In [None]:
# This Python 3 environment comes with many helpful analytics libraries installed
# It is defined by the kaggle/python docker image: https://github.com/kaggle/docker-python
# For example, here's several helpful packages to load in 

import numpy as np # linear algebra
import pandas as pd # data processing, CSV file I/O (e.g. pd.read_csv)
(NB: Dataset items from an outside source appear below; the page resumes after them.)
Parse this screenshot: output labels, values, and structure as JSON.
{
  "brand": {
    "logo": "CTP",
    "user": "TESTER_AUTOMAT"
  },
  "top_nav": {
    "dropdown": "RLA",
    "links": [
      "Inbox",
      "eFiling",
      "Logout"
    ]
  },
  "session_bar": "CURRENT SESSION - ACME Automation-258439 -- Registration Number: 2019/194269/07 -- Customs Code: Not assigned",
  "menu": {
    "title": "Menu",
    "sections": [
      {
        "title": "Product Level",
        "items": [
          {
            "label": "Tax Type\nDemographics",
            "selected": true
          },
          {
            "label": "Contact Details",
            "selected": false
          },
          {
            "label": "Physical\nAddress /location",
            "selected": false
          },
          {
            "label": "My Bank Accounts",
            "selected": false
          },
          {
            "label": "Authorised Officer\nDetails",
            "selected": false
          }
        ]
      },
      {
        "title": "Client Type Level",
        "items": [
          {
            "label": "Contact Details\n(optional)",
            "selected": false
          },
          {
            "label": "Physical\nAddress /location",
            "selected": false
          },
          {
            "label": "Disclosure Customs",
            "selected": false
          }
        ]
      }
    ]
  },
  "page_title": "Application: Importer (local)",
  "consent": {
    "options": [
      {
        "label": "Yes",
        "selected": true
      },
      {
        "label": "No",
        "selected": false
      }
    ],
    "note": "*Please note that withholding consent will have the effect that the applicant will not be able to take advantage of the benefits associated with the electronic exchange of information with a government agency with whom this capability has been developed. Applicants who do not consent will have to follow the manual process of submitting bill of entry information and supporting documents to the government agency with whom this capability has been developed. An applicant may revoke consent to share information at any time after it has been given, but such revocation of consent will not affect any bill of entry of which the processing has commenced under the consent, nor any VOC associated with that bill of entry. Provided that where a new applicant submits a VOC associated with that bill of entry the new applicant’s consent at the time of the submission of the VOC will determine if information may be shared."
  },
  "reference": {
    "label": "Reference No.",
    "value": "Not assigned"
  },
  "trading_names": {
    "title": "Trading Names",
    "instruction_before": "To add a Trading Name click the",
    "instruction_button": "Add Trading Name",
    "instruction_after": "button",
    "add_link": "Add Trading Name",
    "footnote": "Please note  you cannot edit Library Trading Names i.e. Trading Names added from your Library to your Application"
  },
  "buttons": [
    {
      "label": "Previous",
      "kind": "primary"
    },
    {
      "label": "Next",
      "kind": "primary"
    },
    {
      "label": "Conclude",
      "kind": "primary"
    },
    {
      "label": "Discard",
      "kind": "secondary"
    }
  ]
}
# Input data files are available in the "../input/" directory.
# For example, running this (by clicking run or pressing Shift+Enter) will list all files under the input directory

import os
for dirname, _, filenames in os.walk('/kaggle/input'):
    for filename in filenames:
        print(os.path.join(dirname, filename))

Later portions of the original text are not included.